La colline tristement célèbre de Runyoni se situe dans le groupement de Jomba, en territoire de Rutshuru. Une route très moins large mène vers ce site. C’est l’ancienne zone d’influence  et de gestation des plusieurs rebellions dans la province du Nord-Kivu en R.D Congo.

Sur la chaussé, les pierres sortent de la terre comme des dents d’hippopotames. Cette route débouche sur le village de Runyoni. Ici, vivent trois communautés, les Hutu, les Tutsi et les Twa, elles cohabitent harmonieusement.

Depuis l’AFDL  au M23 en passant par le RCD et le CNDP, le village Runyoni n’avait jamais connu la paix. Ici, la guerre a durée longtemps.

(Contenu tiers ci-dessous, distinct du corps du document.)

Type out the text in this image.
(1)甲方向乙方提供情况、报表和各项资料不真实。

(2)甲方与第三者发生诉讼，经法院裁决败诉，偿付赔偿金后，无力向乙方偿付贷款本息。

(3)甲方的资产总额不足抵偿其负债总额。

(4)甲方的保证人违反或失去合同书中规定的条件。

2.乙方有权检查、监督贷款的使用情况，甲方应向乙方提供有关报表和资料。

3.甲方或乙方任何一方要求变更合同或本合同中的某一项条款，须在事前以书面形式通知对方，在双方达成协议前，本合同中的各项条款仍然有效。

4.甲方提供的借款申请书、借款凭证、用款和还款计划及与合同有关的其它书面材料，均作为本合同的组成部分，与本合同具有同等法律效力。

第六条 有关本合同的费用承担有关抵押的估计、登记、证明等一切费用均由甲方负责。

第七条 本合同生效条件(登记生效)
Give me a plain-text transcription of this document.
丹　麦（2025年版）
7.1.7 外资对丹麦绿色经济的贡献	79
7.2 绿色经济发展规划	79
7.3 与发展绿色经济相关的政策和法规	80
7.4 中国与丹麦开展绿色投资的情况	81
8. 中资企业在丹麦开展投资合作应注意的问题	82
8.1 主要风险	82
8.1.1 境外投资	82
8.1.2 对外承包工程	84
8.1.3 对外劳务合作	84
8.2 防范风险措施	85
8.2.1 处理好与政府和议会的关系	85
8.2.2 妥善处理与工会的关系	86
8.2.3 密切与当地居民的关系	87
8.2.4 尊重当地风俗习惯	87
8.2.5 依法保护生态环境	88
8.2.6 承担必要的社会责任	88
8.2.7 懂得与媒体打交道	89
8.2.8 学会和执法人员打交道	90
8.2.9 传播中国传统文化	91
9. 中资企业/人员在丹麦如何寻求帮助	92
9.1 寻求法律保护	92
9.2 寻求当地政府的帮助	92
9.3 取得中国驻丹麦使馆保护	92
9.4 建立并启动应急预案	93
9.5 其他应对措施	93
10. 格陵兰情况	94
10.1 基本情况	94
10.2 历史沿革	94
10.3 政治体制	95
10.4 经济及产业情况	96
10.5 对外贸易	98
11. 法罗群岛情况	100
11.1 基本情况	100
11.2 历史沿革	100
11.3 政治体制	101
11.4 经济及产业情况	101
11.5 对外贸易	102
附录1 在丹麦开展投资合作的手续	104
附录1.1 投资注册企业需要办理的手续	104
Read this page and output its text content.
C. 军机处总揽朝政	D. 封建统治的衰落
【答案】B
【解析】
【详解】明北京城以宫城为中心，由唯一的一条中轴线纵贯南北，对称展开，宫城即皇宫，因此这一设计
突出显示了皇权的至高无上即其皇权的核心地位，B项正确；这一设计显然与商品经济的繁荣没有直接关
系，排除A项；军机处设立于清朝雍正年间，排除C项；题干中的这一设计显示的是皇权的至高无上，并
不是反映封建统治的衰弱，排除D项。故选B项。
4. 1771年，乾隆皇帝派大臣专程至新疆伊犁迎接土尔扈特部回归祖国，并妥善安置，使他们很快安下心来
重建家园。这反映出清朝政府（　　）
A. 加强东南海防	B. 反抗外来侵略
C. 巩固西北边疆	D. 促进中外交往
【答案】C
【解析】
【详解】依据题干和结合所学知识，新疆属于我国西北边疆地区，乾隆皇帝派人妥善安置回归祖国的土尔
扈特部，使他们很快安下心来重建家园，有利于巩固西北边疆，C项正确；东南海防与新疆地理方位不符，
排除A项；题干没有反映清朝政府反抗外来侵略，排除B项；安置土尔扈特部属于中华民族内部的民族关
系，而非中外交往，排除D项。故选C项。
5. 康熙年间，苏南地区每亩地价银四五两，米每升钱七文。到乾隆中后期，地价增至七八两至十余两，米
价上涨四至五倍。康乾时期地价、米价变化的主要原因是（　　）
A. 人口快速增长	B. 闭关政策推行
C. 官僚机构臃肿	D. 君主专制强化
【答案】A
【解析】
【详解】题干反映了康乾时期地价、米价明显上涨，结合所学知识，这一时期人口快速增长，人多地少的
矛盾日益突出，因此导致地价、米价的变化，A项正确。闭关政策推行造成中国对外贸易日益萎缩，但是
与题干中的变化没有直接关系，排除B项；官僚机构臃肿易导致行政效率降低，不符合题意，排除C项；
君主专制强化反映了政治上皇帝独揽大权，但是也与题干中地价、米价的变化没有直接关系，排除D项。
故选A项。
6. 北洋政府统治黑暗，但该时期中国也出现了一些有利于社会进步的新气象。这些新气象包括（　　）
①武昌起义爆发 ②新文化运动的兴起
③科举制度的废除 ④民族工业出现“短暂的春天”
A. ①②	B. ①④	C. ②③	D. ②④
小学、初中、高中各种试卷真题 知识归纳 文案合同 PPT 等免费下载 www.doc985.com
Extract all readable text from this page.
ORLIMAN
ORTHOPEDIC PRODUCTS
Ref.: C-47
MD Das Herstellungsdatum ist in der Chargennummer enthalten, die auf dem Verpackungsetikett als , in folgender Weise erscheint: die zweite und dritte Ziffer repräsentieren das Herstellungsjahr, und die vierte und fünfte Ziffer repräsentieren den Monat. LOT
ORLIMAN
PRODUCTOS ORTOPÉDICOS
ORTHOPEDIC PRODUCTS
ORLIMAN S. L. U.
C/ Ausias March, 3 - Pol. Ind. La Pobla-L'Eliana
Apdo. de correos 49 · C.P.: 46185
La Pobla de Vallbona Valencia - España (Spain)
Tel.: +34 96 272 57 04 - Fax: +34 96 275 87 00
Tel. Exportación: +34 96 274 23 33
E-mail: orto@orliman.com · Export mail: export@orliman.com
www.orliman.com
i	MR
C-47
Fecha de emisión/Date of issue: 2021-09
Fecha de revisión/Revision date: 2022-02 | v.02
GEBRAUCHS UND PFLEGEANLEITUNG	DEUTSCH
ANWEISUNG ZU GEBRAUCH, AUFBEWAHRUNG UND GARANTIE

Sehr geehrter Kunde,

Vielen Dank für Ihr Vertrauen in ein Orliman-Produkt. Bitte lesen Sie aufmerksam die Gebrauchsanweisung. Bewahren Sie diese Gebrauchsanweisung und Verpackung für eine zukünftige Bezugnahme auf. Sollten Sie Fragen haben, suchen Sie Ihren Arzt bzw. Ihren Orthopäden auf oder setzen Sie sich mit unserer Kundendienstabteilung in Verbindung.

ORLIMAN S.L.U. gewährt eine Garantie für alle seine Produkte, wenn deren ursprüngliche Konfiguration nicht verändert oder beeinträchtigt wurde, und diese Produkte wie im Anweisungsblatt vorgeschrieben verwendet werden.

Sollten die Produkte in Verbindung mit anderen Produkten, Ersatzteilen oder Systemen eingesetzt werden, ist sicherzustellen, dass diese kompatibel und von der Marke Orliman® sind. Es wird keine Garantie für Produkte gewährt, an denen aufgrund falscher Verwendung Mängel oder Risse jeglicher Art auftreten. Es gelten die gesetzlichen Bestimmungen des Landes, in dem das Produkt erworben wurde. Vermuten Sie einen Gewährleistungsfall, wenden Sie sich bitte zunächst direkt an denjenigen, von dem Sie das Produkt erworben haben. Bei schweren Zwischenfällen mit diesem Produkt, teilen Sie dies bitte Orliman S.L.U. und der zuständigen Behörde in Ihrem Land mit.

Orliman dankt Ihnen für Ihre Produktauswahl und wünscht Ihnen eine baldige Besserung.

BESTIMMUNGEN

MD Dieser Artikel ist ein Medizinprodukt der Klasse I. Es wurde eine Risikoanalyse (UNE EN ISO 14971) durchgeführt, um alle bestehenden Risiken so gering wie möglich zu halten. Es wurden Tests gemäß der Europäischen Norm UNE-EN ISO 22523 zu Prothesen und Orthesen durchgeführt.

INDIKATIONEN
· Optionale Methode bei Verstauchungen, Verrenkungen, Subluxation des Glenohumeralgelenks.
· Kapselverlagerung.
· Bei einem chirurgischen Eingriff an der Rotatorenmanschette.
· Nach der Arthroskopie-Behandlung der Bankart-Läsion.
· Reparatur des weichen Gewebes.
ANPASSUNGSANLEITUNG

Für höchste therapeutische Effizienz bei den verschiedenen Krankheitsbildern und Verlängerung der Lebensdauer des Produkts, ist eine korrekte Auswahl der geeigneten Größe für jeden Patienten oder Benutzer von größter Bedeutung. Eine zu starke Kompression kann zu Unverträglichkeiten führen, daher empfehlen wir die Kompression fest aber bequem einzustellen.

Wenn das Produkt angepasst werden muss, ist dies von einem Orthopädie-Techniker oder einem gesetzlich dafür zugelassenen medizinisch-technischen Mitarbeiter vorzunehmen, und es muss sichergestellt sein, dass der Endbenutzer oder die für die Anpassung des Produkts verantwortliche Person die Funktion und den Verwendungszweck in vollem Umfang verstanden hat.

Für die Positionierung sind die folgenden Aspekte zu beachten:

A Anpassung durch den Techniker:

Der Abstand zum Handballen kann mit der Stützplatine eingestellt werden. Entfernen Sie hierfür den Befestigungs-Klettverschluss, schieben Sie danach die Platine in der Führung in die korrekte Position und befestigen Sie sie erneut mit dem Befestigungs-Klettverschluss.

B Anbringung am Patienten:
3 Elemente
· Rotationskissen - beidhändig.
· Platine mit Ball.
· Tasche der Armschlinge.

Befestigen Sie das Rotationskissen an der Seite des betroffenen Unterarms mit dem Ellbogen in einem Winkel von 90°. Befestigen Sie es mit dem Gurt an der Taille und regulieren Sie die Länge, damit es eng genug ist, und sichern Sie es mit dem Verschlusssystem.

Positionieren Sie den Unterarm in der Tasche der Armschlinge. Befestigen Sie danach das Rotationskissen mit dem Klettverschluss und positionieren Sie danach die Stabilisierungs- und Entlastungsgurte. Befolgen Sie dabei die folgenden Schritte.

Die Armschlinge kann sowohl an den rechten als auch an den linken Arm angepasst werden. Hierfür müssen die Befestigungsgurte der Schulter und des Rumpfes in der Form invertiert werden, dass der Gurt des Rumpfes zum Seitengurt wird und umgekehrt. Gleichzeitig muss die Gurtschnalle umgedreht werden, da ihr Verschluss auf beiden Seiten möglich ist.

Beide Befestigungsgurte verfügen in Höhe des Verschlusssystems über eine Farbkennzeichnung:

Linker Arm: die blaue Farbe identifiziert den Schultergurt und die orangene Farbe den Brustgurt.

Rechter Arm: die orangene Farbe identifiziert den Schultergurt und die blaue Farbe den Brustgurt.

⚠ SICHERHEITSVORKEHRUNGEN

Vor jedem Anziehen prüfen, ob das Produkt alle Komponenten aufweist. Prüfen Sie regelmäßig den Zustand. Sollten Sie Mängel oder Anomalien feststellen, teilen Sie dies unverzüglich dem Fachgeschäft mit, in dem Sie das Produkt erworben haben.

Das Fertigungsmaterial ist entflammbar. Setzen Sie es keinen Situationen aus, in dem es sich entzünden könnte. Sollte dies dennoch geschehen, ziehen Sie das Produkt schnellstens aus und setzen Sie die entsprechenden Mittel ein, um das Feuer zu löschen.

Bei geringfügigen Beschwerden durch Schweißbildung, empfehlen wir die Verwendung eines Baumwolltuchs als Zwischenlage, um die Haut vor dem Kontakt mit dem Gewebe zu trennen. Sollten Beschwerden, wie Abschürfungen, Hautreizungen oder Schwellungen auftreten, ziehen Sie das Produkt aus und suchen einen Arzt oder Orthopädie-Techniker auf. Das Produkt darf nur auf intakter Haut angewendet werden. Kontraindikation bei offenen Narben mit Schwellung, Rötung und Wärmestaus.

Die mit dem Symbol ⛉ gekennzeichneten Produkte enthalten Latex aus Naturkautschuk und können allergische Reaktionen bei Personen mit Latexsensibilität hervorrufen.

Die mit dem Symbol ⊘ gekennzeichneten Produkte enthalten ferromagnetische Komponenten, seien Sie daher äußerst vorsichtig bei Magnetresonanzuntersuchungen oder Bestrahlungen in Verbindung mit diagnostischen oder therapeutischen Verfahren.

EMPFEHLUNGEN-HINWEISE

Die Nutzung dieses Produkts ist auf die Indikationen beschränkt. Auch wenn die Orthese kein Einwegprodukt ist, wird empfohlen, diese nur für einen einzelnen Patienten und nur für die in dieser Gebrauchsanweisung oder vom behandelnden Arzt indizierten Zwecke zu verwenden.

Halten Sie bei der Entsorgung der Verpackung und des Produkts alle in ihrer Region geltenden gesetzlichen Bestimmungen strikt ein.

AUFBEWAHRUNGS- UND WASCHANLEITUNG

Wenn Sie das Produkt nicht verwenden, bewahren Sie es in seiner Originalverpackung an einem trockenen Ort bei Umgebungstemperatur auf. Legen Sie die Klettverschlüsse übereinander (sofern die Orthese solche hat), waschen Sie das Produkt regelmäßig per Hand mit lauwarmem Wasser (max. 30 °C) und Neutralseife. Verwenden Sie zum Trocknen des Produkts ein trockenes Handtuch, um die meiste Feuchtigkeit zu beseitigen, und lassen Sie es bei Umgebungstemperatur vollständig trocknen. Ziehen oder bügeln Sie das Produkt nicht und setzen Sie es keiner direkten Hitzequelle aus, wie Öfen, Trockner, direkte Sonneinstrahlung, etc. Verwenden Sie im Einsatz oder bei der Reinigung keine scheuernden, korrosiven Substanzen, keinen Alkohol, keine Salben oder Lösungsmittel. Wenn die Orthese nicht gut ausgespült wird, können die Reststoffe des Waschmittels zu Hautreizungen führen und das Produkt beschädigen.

Et pour les enfants nés pendant cette période, les bombardements et la mort étaient une réalité quotidienne, mais  néanmoins très traumatisante.

Dès qu’un pneu éclaté, on croyait que la guerre recommencée. Note d’une voix navrante Mr Serutoke joint assis dans sa parcelle.

Pour autant, les femmes de Runyoni restent plutôt optimistes : «nous on arrive bien en s’entendre, pourtant on est tous d’ethnies différentes» affirme Madame Rurahoze qui jette un coup d’œil à ses camarades de l’autre coté du champ communautaire : «lui est Tutsi, elle est Twa, moi je suis Hutu et on s’entend très bien».

Dans ce coin de la province du Nord-Kivu, les habitants arrivent quand même à dépasser la haine causée par les guerres en caractère tribal.

Ancien instituteur, Mr Safari de la communauté Twa, a du fuir lui aussi Runyoni en 2012 : «ils nous ont tout pris, menacé, vidé notre maison…» comme la plus part des habitants de Runyoni, Mr Safari s’était réfugié en Uganda voisin avec sa femme et ses trois enfants.

Après la guerre, il n’avait plus rien en rentrant chez lui ici à Runyoni. Rien sauf la haine qui le «prenait aux tripes, là» affirme-t-il en tapant son vendre. Un dimanche, il entre dans une église locale. «On m’a expliqué qu’il fallait pardonner » raconte-t-il encore. Une phrase, notamment, le marque à l’église ce jour où il est allé marier sa fille ainée à un Tutsi: «dans un conflit, personne n’a complètement raison.»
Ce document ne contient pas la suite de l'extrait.